Visualizing Models and Data#

Let’s revisit the starter snippet from the homepage of our documentation.

Line by line, we’ll walk through how Visualizing your Models and Datasets works!

First, let’s import the necessary libraries:

from olorenchemengine.visualizations import *
from olorenchemengine import *
import olorenchemengine as oce

Second, we’ll use a pandas dataframe of csv data given by the line

df = oce.ExampleDataset

:: to train the model, but visualizations do not allow us to pass in a pandas dataframe. Instead, it must be of type ‘BaseDataset’

with this line,

test_dataset = oce.BaseDataset(name='purple', data=df.to_csv(), structure_col='Smiles', property_col='pChEMBL Value')
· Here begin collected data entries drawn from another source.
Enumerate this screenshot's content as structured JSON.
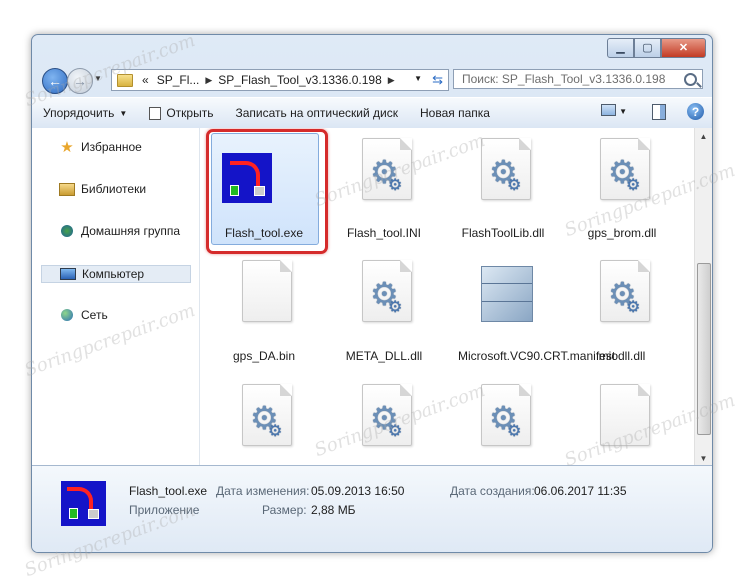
{
  "breadcrumb": {
    "overflow": "«",
    "items": [
      "SP_Fl...",
      "SP_Flash_Tool_v3.1336.0.198"
    ]
  },
  "search": {
    "placeholder": "Поиск: SP_Flash_Tool_v3.1336.0.198"
  },
  "toolbar": {
    "organize": "Упорядочить",
    "open": "Открыть",
    "burn": "Записать на оптический диск",
    "new_folder": "Новая папка"
  },
  "sidebar": {
    "items": [
      {
        "label": "Избранное",
        "icon": "star-icon"
      },
      {
        "label": "Библиотеки",
        "icon": "libraries-icon"
      },
      {
        "label": "Домашняя группа",
        "icon": "homegroup-icon"
      },
      {
        "label": "Компьютер",
        "icon": "computer-icon"
      },
      {
        "label": "Сеть",
        "icon": "network-icon"
      }
    ]
  },
  "files": [
    {
      "name": "Flash_tool.exe",
      "type": "exe",
      "selected": true
    },
    {
      "name": "Flash_tool.INI",
      "type": "ini"
    },
    {
      "name": "FlashToolLib.dll",
      "type": "dll"
    },
    {
      "name": "gps_brom.dll",
      "type": "dll"
    },
    {
      "name": "gps_DA.bin",
      "type": "blank"
    },
    {
      "name": "META_DLL.dll",
      "type": "dll"
    },
    {
      "name": "Microsoft.VC90.CRT.manifest",
      "type": "manifest"
    },
    {
      "name": "miodll.dll",
      "type": "dll"
    },
    {
      "name": "",
      "type": "dll"
    },
    {
      "name": "",
      "type": "dll"
    },
    {
      "name": "",
      "type": "dll"
    },
    {
      "name": "",
      "type": "blank"
    }
  ],
  "details": {
    "filename": "Flash_tool.exe",
    "filetype": "Приложение",
    "modified_label": "Дата изменения:",
    "modified_value": "05.09.2013 16:50",
    "size_label": "Размер:",
    "size_value": "2,88 МБ",
    "created_label": "Дата создания:",
    "created_value": "06.06.2017 11:35"
  },
  "watermark": "Soringpcrepair.com",
  "colors": {
    "highlight_frame": "#d52b2b",
    "selection": "#cfe3fb",
    "exe_bg": "#1414c8"
  }
}
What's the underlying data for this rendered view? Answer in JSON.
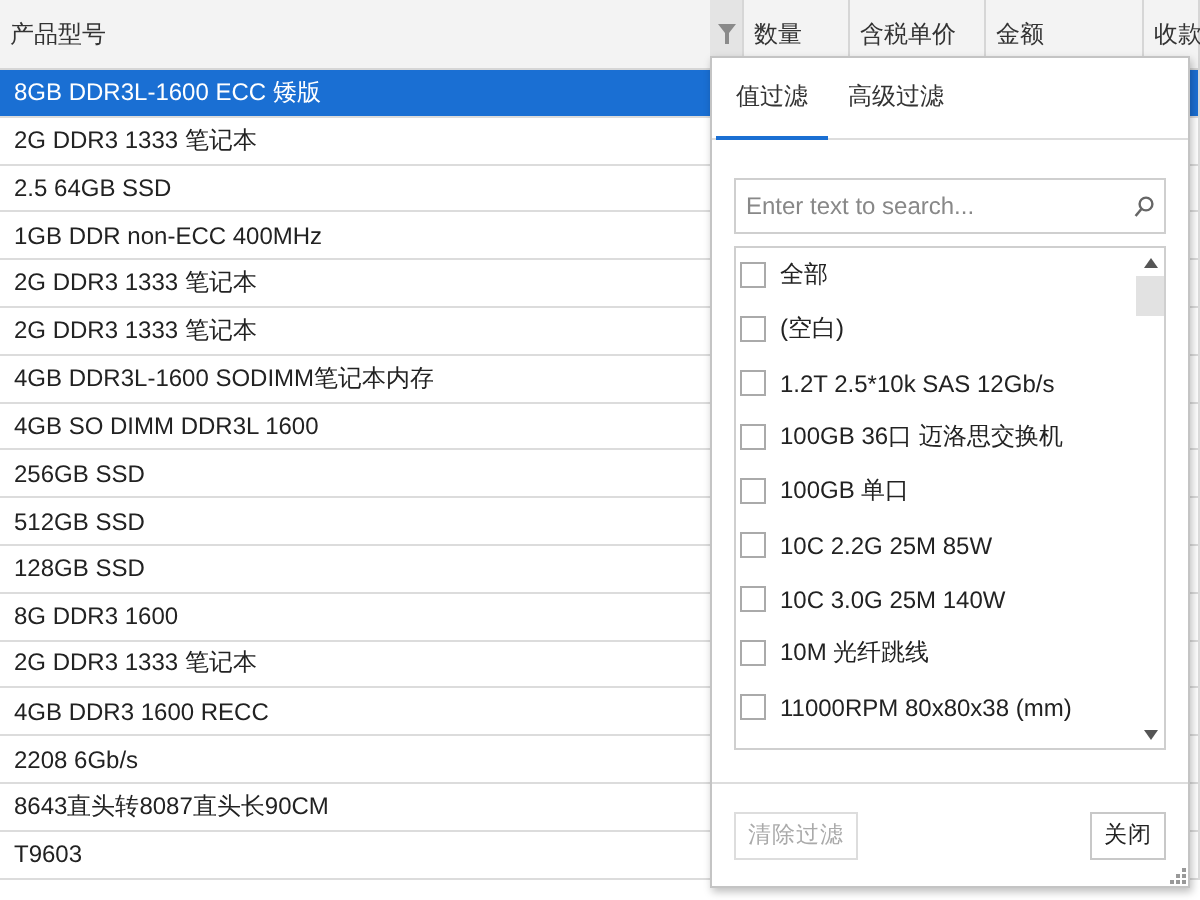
{
  "table": {
    "columns": [
      "产品型号",
      "数量",
      "含税单价",
      "金额",
      "收款"
    ],
    "rows": [
      {
        "cells": [
          "8GB DDR3L-1600 ECC 矮版"
        ],
        "selected": true
      },
      {
        "cells": [
          "2G DDR3 1333 笔记本"
        ],
        "selected": false
      },
      {
        "cells": [
          "2.5 64GB  SSD"
        ],
        "selected": false
      },
      {
        "cells": [
          "1GB DDR non-ECC 400MHz"
        ],
        "selected": false
      },
      {
        "cells": [
          "2G DDR3 1333 笔记本"
        ],
        "selected": false
      },
      {
        "cells": [
          "2G DDR3 1333 笔记本"
        ],
        "selected": false
      },
      {
        "cells": [
          "4GB DDR3L-1600 SODIMM笔记本内存"
        ],
        "selected": false
      },
      {
        "cells": [
          "4GB SO DIMM DDR3L 1600"
        ],
        "selected": false
      },
      {
        "cells": [
          "256GB  SSD"
        ],
        "selected": false
      },
      {
        "cells": [
          "512GB  SSD"
        ],
        "selected": false
      },
      {
        "cells": [
          "128GB  SSD"
        ],
        "selected": false
      },
      {
        "cells": [
          "8G DDR3 1600"
        ],
        "selected": false
      },
      {
        "cells": [
          "2G DDR3 1333 笔记本"
        ],
        "selected": false
      },
      {
        "cells": [
          "4GB DDR3 1600 RECC"
        ],
        "selected": false
      },
      {
        "cells": [
          "2208 6Gb/s"
        ],
        "selected": false
      },
      {
        "cells": [
          "8643直头转8087直头长90CM"
        ],
        "selected": false
      },
      {
        "cells": [
          "T9603"
        ],
        "selected": false
      }
    ]
  },
  "filter_popup": {
    "tabs": [
      {
        "label": "值过滤",
        "selected": true
      },
      {
        "label": "高级过滤",
        "selected": false
      }
    ],
    "search": {
      "placeholder": "Enter text to search..."
    },
    "values": [
      {
        "label": "全部",
        "checked": false
      },
      {
        "label": "(空白)",
        "checked": false
      },
      {
        "label": "1.2T 2.5*10k SAS 12Gb/s",
        "checked": false
      },
      {
        "label": "100GB  36口 迈洛思交换机",
        "checked": false
      },
      {
        "label": "100GB  单口",
        "checked": false
      },
      {
        "label": "10C 2.2G 25M 85W",
        "checked": false
      },
      {
        "label": "10C 3.0G 25M 140W",
        "checked": false
      },
      {
        "label": "10M 光纤跳线",
        "checked": false
      },
      {
        "label": "11000RPM 80x80x38 (mm)",
        "checked": false
      }
    ],
    "buttons": [
      {
        "label": "清除过滤",
        "disabled": true
      },
      {
        "label": "关闭",
        "disabled": false
      }
    ]
  }
}
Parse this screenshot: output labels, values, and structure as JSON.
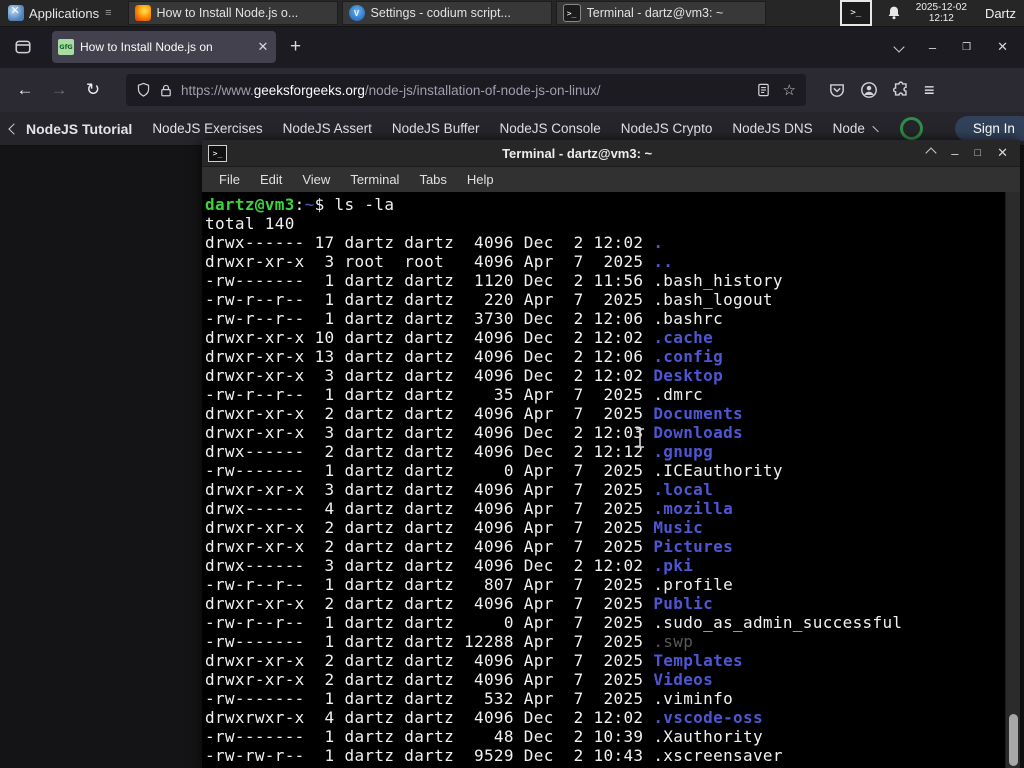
{
  "panel": {
    "applications_label": "Applications",
    "windows": [
      {
        "label": "How to Install Node.js o...",
        "icon": "firefox"
      },
      {
        "label": "Settings - codium script...",
        "icon": "codium"
      },
      {
        "label": "Terminal - dartz@vm3: ~",
        "icon": "terminal"
      }
    ],
    "tray_icons": [
      "terminal-tray-icon",
      "notification-bell-icon"
    ],
    "clock_date": "2025-12-02",
    "clock_time": "12:12",
    "user": "Dartz"
  },
  "browser": {
    "tab": {
      "title": "How to Install Node.js on",
      "favicon": "geeksforgeeks",
      "close_glyph": "✕"
    },
    "new_tab_glyph": "+",
    "window_controls": [
      "tab-list-chevron",
      "minimize",
      "maximize",
      "close"
    ],
    "toolbar_icons_left": [
      "back-arrow",
      "forward-arrow",
      "reload"
    ],
    "toolbar_glyphs": {
      "back": "←",
      "forward": "→",
      "reload": "↻",
      "minimize": "–",
      "maximize": "□",
      "close": "✕"
    },
    "urlbar": {
      "leading_icons": [
        "shield-icon",
        "lock-icon"
      ],
      "url_prefix": "https://www.",
      "url_domain": "geeksforgeeks.org",
      "url_path": "/node-js/installation-of-node-js-on-linux/",
      "trailing_icons": [
        "reader-view-icon",
        "bookmark-star-icon"
      ],
      "star_glyph": "☆"
    },
    "toolbar_icons_right": [
      "pocket-icon",
      "account-icon",
      "extensions-icon",
      "menu-icon"
    ],
    "menu_glyph": "≡"
  },
  "gfg_nav": {
    "links": [
      "NodeJS Tutorial",
      "NodeJS Exercises",
      "NodeJS Assert",
      "NodeJS Buffer",
      "NodeJS Console",
      "NodeJS Crypto",
      "NodeJS DNS",
      "Node"
    ],
    "search_icon": "search-magnifier",
    "sign_in_label": "Sign In"
  },
  "terminal": {
    "title": "Terminal - dartz@vm3: ~",
    "window_controls": [
      "shade",
      "minimize",
      "maximize",
      "close"
    ],
    "menu": [
      "File",
      "Edit",
      "View",
      "Terminal",
      "Tabs",
      "Help"
    ],
    "prompt": {
      "user": "dartz@vm3",
      "colon": ":",
      "path": "~",
      "rest": "$ ls -la"
    },
    "total_line": "total 140",
    "rows": [
      {
        "pre": "drwx------ 17 dartz dartz  4096 Dec  2 12:02 ",
        "name": ".",
        "kind": "dir"
      },
      {
        "pre": "drwxr-xr-x  3 root  root   4096 Apr  7  2025 ",
        "name": "..",
        "kind": "dir"
      },
      {
        "pre": "-rw-------  1 dartz dartz  1120 Dec  2 11:56 ",
        "name": ".bash_history",
        "kind": "file"
      },
      {
        "pre": "-rw-r--r--  1 dartz dartz   220 Apr  7  2025 ",
        "name": ".bash_logout",
        "kind": "file"
      },
      {
        "pre": "-rw-r--r--  1 dartz dartz  3730 Dec  2 12:06 ",
        "name": ".bashrc",
        "kind": "file"
      },
      {
        "pre": "drwxr-xr-x 10 dartz dartz  4096 Dec  2 12:02 ",
        "name": ".cache",
        "kind": "dir"
      },
      {
        "pre": "drwxr-xr-x 13 dartz dartz  4096 Dec  2 12:06 ",
        "name": ".config",
        "kind": "dir"
      },
      {
        "pre": "drwxr-xr-x  3 dartz dartz  4096 Dec  2 12:02 ",
        "name": "Desktop",
        "kind": "dir"
      },
      {
        "pre": "-rw-r--r--  1 dartz dartz    35 Apr  7  2025 ",
        "name": ".dmrc",
        "kind": "file"
      },
      {
        "pre": "drwxr-xr-x  2 dartz dartz  4096 Apr  7  2025 ",
        "name": "Documents",
        "kind": "dir"
      },
      {
        "pre": "drwxr-xr-x  3 dartz dartz  4096 Dec  2 12:03 ",
        "name": "Downloads",
        "kind": "dir"
      },
      {
        "pre": "drwx------  2 dartz dartz  4096 Dec  2 12:12 ",
        "name": ".gnupg",
        "kind": "dir"
      },
      {
        "pre": "-rw-------  1 dartz dartz     0 Apr  7  2025 ",
        "name": ".ICEauthority",
        "kind": "file"
      },
      {
        "pre": "drwxr-xr-x  3 dartz dartz  4096 Apr  7  2025 ",
        "name": ".local",
        "kind": "dir"
      },
      {
        "pre": "drwx------  4 dartz dartz  4096 Apr  7  2025 ",
        "name": ".mozilla",
        "kind": "dir"
      },
      {
        "pre": "drwxr-xr-x  2 dartz dartz  4096 Apr  7  2025 ",
        "name": "Music",
        "kind": "dir"
      },
      {
        "pre": "drwxr-xr-x  2 dartz dartz  4096 Apr  7  2025 ",
        "name": "Pictures",
        "kind": "dir"
      },
      {
        "pre": "drwx------  3 dartz dartz  4096 Dec  2 12:02 ",
        "name": ".pki",
        "kind": "dir"
      },
      {
        "pre": "-rw-r--r--  1 dartz dartz   807 Apr  7  2025 ",
        "name": ".profile",
        "kind": "file"
      },
      {
        "pre": "drwxr-xr-x  2 dartz dartz  4096 Apr  7  2025 ",
        "name": "Public",
        "kind": "dir"
      },
      {
        "pre": "-rw-r--r--  1 dartz dartz     0 Apr  7  2025 ",
        "name": ".sudo_as_admin_successful",
        "kind": "file"
      },
      {
        "pre": "-rw-------  1 dartz dartz 12288 Apr  7  2025 ",
        "name": ".swp",
        "kind": "dim"
      },
      {
        "pre": "drwxr-xr-x  2 dartz dartz  4096 Apr  7  2025 ",
        "name": "Templates",
        "kind": "dir"
      },
      {
        "pre": "drwxr-xr-x  2 dartz dartz  4096 Apr  7  2025 ",
        "name": "Videos",
        "kind": "dir"
      },
      {
        "pre": "-rw-------  1 dartz dartz   532 Apr  7  2025 ",
        "name": ".viminfo",
        "kind": "file"
      },
      {
        "pre": "drwxrwxr-x  4 dartz dartz  4096 Dec  2 12:02 ",
        "name": ".vscode-oss",
        "kind": "dir"
      },
      {
        "pre": "-rw-------  1 dartz dartz    48 Dec  2 10:39 ",
        "name": ".Xauthority",
        "kind": "file"
      },
      {
        "pre": "-rw-rw-r--  1 dartz dartz  9529 Dec  2 10:43 ",
        "name": ".xscreensaver",
        "kind": "file"
      }
    ]
  },
  "colors": {
    "dir_blue": "#4e56d4",
    "prompt_green": "#3fd23f",
    "gfg_green": "#2f8d46",
    "signin_bg": "#32415a",
    "terminal_bg": "#000000",
    "firefox_toolbar": "#2b2a33",
    "tab_active": "#42414d"
  }
}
See how it all comes together below.

## Loading in a dataset

# df is a Pandas Dataframe with the following columns:
# "Smiles" (structure)
# "pChEMBL Value" (property to be predicted)
df = oce.ExampleDataset
test = oce.BaseDataset(name='purple', data=df.to_csv(), structure_col='Smiles', property_col='pChEMBL Value')

Next, we’ll train, fit, save, and load our model in the same as before:

model = oce.BaseBoosting([
            oce.RandomForestModel(oce.DescriptastorusDescriptor("rdkit2dnormalized"),n_estimators=1000),
            oce.BaseTorchGeometricModel(oce.TLFromCheckpoint("default"), preinitialized=True),
            oce.RandomForestModel(oce.OlorenCheckpoint("default"),n_estimators=1000)])


## Training the model
model.fit(df["Smiles"], df["pChEMBL Value"])

## Predicting property of new compounds
y_pred = model.predict(["CC(=O)OC1=CC=CC=C1C(=O)O"])

## Saving the model
oce.save(model, "model.oce")

## Loading the model
loaded_model = oce.load("model.oce")

Now, we can use the loaded_model to Visualize our with VisualizeModelSim, a method that “ Visualizes a model’s predicted vs true plot on given dataset, where each point is colored by a compound’s similarity to the train set”

Note: notice how we use test_dataset, which is oce.ExampleDataset converted into a BaseDataset object.

vis =  oce.VisualizeModelSim(model=loaded_model,dataset=test_dataset)

Finally, every Visualization has a render_ipynb method that can be used to render the visualization. So, we can do the following:

vis.render_ipynb()

:: And your visualization is viewable in a jupyter notebook.

“””